His wife said she had begun creating an archive for his collection and overseeing loans of works to museums.
She also said she found a way to “help improve our relationship” with MoMA: In late 2015, Mr. Bryant transferred the remaining fractional interests he had in 16 works he had promised years earlier to the museum, including “Bushbaby” by Mr. Johns, Richter’s “Court Chapel, Dresden,” and Luc Tuymans’ “Lumumba.” On April 6, 2016, she said, Mr. Bryant also signed over his power of attorney to her, and shortly thereafter she signed a three-year renewal of his loan from JPMorgan. The loan was capped then at $100 million and backed by 25 works appraised at around $200 million, according to loan documents and appraisers. Two months later, his physician, Dr. Mark Gregory, called the family to a meeting where he told them Mr. Bryant had begun to deteriorate quickly, several in the meeting later said. At that time he could no longer speak and had difficulty swallowing.

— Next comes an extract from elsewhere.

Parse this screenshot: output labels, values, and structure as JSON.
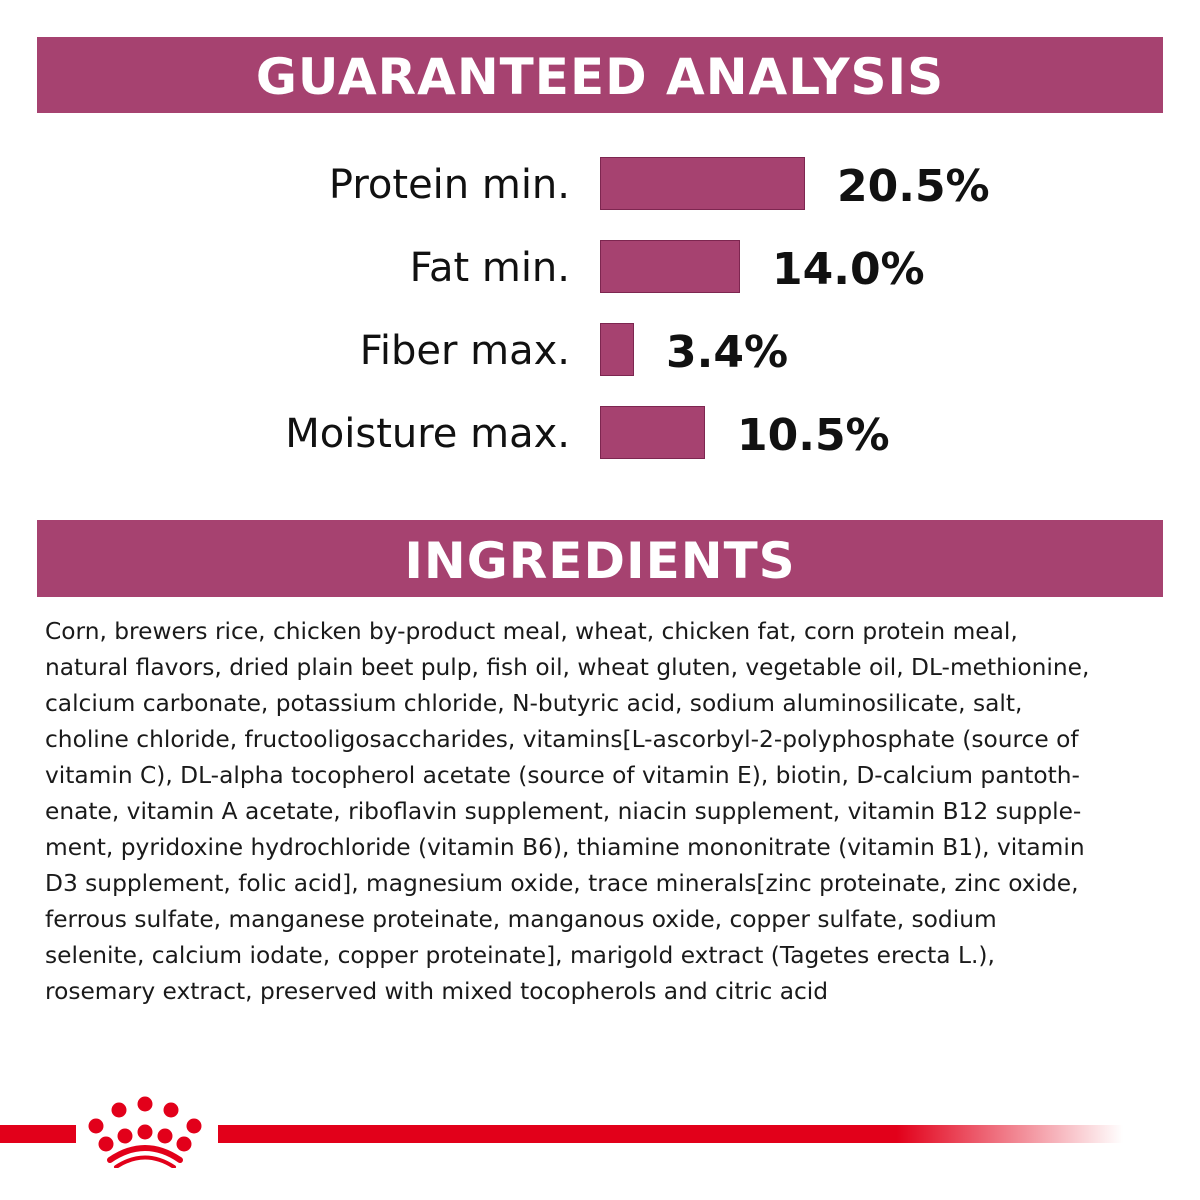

Ms. Bryant moved him later that fall to a $14 million home she had just renovated near their winery in California, where she lined up nursing care, masseuses and a chef. The children said they were initially told he would only spend the winter out West, but by the following spring, they realized the move was permanent—and they squared off.
“As soon as he couldn’t speak up for himself, she moved him far away,” his daughter said. Ms. Bryant said the mountaintop setting is buoying Mr. Bryant’s health. She also said she pays for the children to visit whenever they ask, an offer they confirm.
After Ms. Bryant exercised her power of attorney to sell one of their father’s favorite paintings, a late Jasper Johns’ “Target” to her ex-boyfriend Mr. Gagosian, the children obtained a copy of the power-of-attorney document and began to doubt the authenticity of their father’s handwriting. Ms. Bryant said he signed it.
“It does not resemble the signature I recall,” Derek Bryant said. They’ve also begun keeping close tabs on a lawsuit filed in March in New York federal court by Ms. Ridenhour, a New York-based banker who was hired by the Bryants in 2014 to help sort out the couple’s finances. The lawsuit alleges that Ms. Bryant painted an overly rosy picture of her husband’s finances in a document she was preparing in 2018 to present to lenders to refinance the $100 million art credit. Ms. Ridenhour said she told Ms. Bryant it was implausible that the winery’s value had somehow increased by $25 million, to $125 million, in the previous nine months, even though sales were falling, the filing said. The lawsuit also alleges Ms. Bryant misrepresented her winery’s sales as profits by failing to subtract expenses. Instead of being allowed to correct the financial snapshot, Ms. Ridenhour said in the filing, she was dismissed last fall by Mr. Bryant’s irrevocable trust. Ms. Ridenhour believes she’s owed at least $400,000 for her work on the art loan, the amount she was paid for a previous refinancing she oversaw that she said saved the Bryants around $3 million in interest payments.
Thomas Corbett, who oversees the trust along with Ms. Bryant and Mr. Bryant’s sister, declined to comment on the lawsuit, saying he felt it was “inappropriate to delve into matters that invade the privacy of Mr. Bryant—a living and seriously ill individual—and Ms. Bryant, the only person whose utmost concern in life is to care for him.” Mr. Corbett is also a partner in Mr. Bryant’s longtime legal counsel, Thompson Coburn LLP, in St. Louis.
As for her husband, he can be found nestled in a secluded home in St. Helena, Calif., surrounded by some of the art he spent his lifetime acquiring. Ms. Bryant hung up a work by German artist Neo Rauch, “The Offering,” in their living room. Years ago, Mr. Bryant bought their other Rauch. It’s called “Sanatoriums,” and it’s also collateral.